Poll released by Gallup On Tuesday, he found the world “more sad, anxious, and more stressed” in 2021 than in the previous year, pushing the “negative experience index” to a record 33 points in US President Joe Biden’s first year in office.
Gallup’s annual Global Problems Survey includes adult respondents from 122 countries. In 2021, 42 percent described themselves as “worried,” 41 percent as “stressed,” 28 percent as “sad,” and 23 percent as “angry.” 31 percent said they were experiencing severe physical pain.
These numbers represent a 2 percent increase in anxiety and pain, as well as a one percent increase in stress and sadness, during the year of the Wuhan coronavirus pandemic. On the bright side, anger decreased by one point.
Gallup also asks about positive Experiences are sliding downhill for the first time since 2017. Positive experiences include laughing, having fun, learning, respecting, and being comfortable. Laughter increased by two and learning increased by one, but the others all fell back.
Perhaps not surprisingly, the abandoned people of Afghanistan feel particularly miserable under the rule of their new masters, the brutal Taliban extremists.
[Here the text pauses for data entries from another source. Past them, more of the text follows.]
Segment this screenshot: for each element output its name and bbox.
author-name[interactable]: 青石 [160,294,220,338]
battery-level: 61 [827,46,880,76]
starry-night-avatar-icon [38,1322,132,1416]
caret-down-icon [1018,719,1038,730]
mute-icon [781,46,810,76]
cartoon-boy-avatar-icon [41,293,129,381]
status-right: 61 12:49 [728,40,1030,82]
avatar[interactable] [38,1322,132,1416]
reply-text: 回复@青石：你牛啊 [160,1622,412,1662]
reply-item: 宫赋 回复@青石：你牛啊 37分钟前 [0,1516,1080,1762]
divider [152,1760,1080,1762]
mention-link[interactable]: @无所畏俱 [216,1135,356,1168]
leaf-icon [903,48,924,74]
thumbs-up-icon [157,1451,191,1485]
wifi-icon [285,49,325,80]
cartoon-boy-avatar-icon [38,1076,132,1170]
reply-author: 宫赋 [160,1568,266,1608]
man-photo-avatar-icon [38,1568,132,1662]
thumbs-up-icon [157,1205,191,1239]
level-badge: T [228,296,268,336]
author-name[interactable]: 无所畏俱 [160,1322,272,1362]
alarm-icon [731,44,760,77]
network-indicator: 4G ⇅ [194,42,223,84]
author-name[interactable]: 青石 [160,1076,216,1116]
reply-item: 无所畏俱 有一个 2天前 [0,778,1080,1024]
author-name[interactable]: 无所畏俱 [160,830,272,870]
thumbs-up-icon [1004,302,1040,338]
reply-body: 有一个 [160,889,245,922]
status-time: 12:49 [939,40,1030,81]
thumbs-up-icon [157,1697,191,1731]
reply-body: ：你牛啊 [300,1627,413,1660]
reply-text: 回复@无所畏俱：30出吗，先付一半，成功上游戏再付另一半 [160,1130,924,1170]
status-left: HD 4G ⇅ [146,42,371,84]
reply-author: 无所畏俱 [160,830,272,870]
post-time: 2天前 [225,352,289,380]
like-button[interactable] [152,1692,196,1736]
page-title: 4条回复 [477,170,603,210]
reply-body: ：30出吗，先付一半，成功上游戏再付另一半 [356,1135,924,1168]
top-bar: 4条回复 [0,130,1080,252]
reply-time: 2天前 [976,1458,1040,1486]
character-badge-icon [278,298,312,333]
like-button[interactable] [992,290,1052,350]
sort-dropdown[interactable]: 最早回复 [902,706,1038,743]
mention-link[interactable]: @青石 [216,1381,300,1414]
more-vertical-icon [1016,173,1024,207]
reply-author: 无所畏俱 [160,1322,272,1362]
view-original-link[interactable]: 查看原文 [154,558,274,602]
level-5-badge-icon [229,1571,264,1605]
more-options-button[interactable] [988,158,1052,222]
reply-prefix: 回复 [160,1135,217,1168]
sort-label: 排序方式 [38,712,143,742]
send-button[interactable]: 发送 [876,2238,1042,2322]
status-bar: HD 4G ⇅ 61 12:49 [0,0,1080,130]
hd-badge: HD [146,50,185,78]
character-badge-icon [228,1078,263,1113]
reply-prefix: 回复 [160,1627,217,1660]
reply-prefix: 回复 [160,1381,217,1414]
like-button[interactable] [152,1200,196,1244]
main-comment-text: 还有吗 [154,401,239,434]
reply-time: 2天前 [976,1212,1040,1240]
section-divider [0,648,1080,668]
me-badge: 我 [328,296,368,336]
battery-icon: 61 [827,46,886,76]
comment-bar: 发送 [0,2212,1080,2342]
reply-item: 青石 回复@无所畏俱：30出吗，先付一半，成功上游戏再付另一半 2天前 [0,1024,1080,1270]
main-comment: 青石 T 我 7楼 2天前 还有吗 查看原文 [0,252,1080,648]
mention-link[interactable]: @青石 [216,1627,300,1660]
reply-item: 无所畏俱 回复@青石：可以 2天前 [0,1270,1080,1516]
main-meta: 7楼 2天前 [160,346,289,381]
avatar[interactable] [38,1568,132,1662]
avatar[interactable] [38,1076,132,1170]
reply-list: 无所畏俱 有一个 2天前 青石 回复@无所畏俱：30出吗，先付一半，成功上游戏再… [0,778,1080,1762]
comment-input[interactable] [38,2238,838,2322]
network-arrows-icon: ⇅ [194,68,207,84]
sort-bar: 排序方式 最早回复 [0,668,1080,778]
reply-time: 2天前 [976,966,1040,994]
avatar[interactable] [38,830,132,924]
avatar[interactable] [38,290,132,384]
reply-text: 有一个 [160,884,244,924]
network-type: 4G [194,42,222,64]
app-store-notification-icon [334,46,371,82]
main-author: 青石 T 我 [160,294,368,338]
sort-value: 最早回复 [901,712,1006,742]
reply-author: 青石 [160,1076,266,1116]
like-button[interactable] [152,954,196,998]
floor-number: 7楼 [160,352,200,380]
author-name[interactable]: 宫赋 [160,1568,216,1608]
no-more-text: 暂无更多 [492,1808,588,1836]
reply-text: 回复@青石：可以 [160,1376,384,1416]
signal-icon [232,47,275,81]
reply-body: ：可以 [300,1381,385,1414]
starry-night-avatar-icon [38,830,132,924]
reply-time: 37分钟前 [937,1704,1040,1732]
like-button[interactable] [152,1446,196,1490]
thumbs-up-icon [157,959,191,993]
Not only are they sick, starving and fearful for their lives, Afghans are “losing out whatever happiness they have” and were already the “least positive country in the world”, even though the Central African Republic scored the all-time lowest happiness score in 2017. .
The survey found that “the percentage of Afghans who said they had fun, smiled or laughed, learned something interesting, or felt well rested the previous day all dropped to new highs.”
A Taliban special forces element pushes a journalist (left) covering a demonstration of female demonstrators outside a school in Kabul on September 30, 2021 (Bulent Kilic / AFP via Getty Images)
Anxiety, stress, and sadness rose to record levels in Afghanistan in 2021: 80% of Afghans were anxious, 74% were tense, and 61% felt sad most of the previous day. It is worth noting that for 16 years no one else at Gallup has said they feel so anxious,” the survey organizers reported.
Gallup noted that “it is more important for policy makers to understand why the world is in this cycle and to find ways in which they can change the course it is on,” although its analysts have struggled to explain the global slide into misery, especially when they were anticipating a post-year rebound. miserable epidemic.
Some of the individual national results were easy to understand. For example, Lebanon topped the charts as the most angry country in the world, which is not surprising given its comprehensively dysfunctional government, the bitter partisan feuds that made it so, and its miserable corruption and incompetence blowing Half Beirut to smithereens in 2020 – an atrocity that no one committed Accounting after two years.
John Clifton was the CEO of Gallup Three broad suggestions To improve global happiness: improve people’s sense of well-being at work, reduce loneliness, and tackle global hunger. Unfortunately, there is every reason to believe that global hunger will do so getting worseThanks to Russia’s invasion of Ukraine.